Question 3 : What are the patterns in Duration of mission in hours based on the spacecraft used in the orbit?
patterns_in_duration <- astro |>
group_by(in_orbit) |>
summarize(
mean_duration = mean(total_hrs_sum),
median_duration = median(total_hrs_sum),
min_duration = min(total_hrs_sum),
max_duration = max(total_hrs_sum)
)
patterns_in_duration
## # A tibble: 289 × 5
## in_orbit mean_duration median_duration min_duration max_duration
## <chr> <dbl> <dbl> <dbl> <dbl>
## 1 ASTP 490. 508 217. 746
## 2 Apollo 10 636. 565 508 836.
## 3 Apollo 11 254. 266 206 289
## 4 Apollo 12 1056. 1179 316. 1672.
## 5 Apollo 13 333. 142 142 715.
## 6 Apollo 14 216. 216 216 216.
## 7 Apollo 15 379. 295. 295 546
## 8 Apollo 16 536. 508 265 836.
## 9 Apollo 17 389 301 301 565
## 10 Apollo 7 272. 260. 260 295.
## # ℹ 279 more rows
Above summarize() method Summarizes the data for each group (spacecraft), calculating
mean_duration: The average duration of missions.
median_duration: The median duration of missions.

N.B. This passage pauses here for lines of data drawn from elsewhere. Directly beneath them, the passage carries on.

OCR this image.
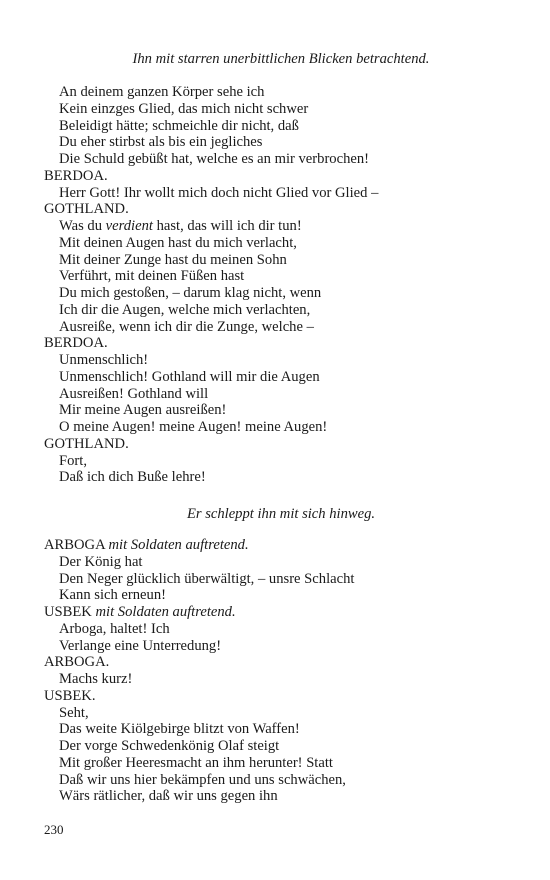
Ihn mit starren unerbittlichen Blicken betrachtend.
An deinem ganzen Körper sehe ich
Kein einzges Glied, das mich nicht schwer
Beleidigt hätte; schmeichle dir nicht, daß
Du eher stirbst als bis ein jegliches
Die Schuld gebüßt hat, welche es an mir verbrochen!
BERDOA.
Herr Gott! Ihr wollt mich doch nicht Glied vor Glied –
GOTHLAND.
Was du verdient hast, das will ich dir tun!
Mit deinen Augen hast du mich verlacht,
Mit deiner Zunge hast du meinen Sohn
Verführt, mit deinen Füßen hast
Du mich gestoßen, – darum klag nicht, wenn
Ich dir die Augen, welche mich verlachten,
Ausreiße, wenn ich dir die Zunge, welche –
BERDOA.
Unmenschlich!
Unmenschlich! Gothland will mir die Augen
Ausreißen! Gothland will
Mir meine Augen ausreißen!
O meine Augen! meine Augen! meine Augen!
GOTHLAND.
Fort,
Daß ich dich Buße lehre!
Er schleppt ihn mit sich hinweg.
ARBOGA mit Soldaten auftretend.
Der König hat
Den Neger glücklich überwältigt, – unsre Schlacht
Kann sich erneun!
USBEK mit Soldaten auftretend.
Arboga, haltet! Ich
Verlange eine Unterredung!
ARBOGA.
Machs kurz!
USBEK.
Seht,
Das weite Kiölgebirge blitzt von Waffen!
Der vorge Schwedenkönig Olaf steigt
Mit großer Heeresmacht an ihm herunter! Statt
Daß wir uns hier bekämpfen und uns schwächen,
Wärs rätlicher, daß wir uns gegen ihn
230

min_duration: The shortest mission duration.
max_duration: The longest mission duration.
status <- astro |>
group_by(military_civilian) |>
summarise(mean_hours = mean(total_hrs_sum))
status
## # A tibble: 2 × 2
## military_civilian mean_hours
## <chr> <dbl>
## 1 civilian 3043.
## 2 military 2919.
ggplot(astro, aes(x = military_civilian, y = total_hrs_sum, fill = military_civilian)) +
geom_boxplot() +
labs(title = "Mission Duration Distribution by Military/Civilian Status",
x = "Status (Military/Civilian)",
y = "Mission Duration (Hours)") +
theme_minimal()
From the above graph we could understand that Military /civilian status doesnt have much significance on the mission completion duration. Both of their mean hours are nearly close.

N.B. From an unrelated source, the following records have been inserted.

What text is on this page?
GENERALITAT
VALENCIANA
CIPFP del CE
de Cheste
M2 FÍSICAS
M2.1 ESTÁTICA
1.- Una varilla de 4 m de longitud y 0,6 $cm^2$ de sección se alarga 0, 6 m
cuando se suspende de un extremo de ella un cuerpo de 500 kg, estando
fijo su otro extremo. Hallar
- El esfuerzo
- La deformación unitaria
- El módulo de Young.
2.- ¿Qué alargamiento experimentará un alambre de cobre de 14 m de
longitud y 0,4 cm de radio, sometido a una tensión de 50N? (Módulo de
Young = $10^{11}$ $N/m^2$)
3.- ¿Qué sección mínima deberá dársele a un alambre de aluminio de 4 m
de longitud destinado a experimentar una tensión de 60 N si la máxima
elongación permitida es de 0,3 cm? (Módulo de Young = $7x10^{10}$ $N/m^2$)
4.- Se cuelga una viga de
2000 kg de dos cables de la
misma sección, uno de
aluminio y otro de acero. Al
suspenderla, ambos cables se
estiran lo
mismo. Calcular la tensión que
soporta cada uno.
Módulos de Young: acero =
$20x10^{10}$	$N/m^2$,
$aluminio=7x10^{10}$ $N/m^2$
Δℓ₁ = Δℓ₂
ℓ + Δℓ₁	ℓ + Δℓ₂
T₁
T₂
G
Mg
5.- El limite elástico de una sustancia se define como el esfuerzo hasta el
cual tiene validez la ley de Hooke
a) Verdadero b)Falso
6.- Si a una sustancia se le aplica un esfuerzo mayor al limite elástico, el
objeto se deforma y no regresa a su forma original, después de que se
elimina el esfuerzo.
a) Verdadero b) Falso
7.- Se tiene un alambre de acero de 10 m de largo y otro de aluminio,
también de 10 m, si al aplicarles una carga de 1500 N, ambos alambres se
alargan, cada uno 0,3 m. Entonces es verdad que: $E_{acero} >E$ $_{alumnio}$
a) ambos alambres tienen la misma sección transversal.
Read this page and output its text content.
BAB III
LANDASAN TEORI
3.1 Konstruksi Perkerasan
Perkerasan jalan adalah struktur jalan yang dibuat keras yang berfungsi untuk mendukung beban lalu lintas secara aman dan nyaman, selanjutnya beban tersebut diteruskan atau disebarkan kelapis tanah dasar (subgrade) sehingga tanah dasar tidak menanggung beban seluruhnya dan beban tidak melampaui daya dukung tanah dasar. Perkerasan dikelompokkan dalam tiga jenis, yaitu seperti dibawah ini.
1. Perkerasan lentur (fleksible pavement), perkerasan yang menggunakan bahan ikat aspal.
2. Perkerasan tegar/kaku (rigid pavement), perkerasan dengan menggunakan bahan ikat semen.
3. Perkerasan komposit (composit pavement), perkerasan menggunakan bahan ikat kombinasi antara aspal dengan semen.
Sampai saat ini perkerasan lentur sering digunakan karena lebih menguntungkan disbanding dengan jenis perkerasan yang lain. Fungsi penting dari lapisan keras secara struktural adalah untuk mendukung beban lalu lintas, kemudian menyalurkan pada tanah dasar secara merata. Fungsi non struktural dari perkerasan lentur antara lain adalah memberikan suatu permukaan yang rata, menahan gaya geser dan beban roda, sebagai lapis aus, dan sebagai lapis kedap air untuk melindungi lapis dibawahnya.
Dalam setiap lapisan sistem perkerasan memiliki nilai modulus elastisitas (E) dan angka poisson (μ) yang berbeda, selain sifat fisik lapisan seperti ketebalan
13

Grouping by nationality and counting the number of missions completed and filtering them based on more number of missions(>=100)

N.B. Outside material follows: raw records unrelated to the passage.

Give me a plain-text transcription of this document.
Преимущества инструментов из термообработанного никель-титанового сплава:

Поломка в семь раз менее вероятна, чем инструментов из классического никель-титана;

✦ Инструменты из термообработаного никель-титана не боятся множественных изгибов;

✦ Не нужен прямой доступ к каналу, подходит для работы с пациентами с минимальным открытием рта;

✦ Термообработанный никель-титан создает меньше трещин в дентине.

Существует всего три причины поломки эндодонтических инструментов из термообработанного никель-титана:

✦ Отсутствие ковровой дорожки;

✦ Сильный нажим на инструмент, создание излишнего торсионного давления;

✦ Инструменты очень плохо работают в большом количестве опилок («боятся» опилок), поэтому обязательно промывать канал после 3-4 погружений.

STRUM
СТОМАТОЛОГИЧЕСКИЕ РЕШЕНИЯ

missions_by_nationality <- astro |>
group_by(nationality) |>
summarise(total_missions = sum(total_number_of_missions)) |>
filter( total_missions >= 100 )
missions_by_nationality
## # A tibble: 2 × 2
## nationality total_missions
## <chr> <dbl>
## 1 U.S. 2734
## 2 U.S.S.R/Russia 787
ggplot(missions_by_nationality, aes(x = nationality, y = total_missions, fill = nationality)) +
geom_bar(stat = "identity") +
labs(title = "Total Missions Completed by Nationality (More Than 100 Missions)",
x = "Nationality",
y = "Total Missions Completed") +
theme_minimal()
The graph above indicates that the US and Russia have completed most missions, with US leading with a count of 2734 missions.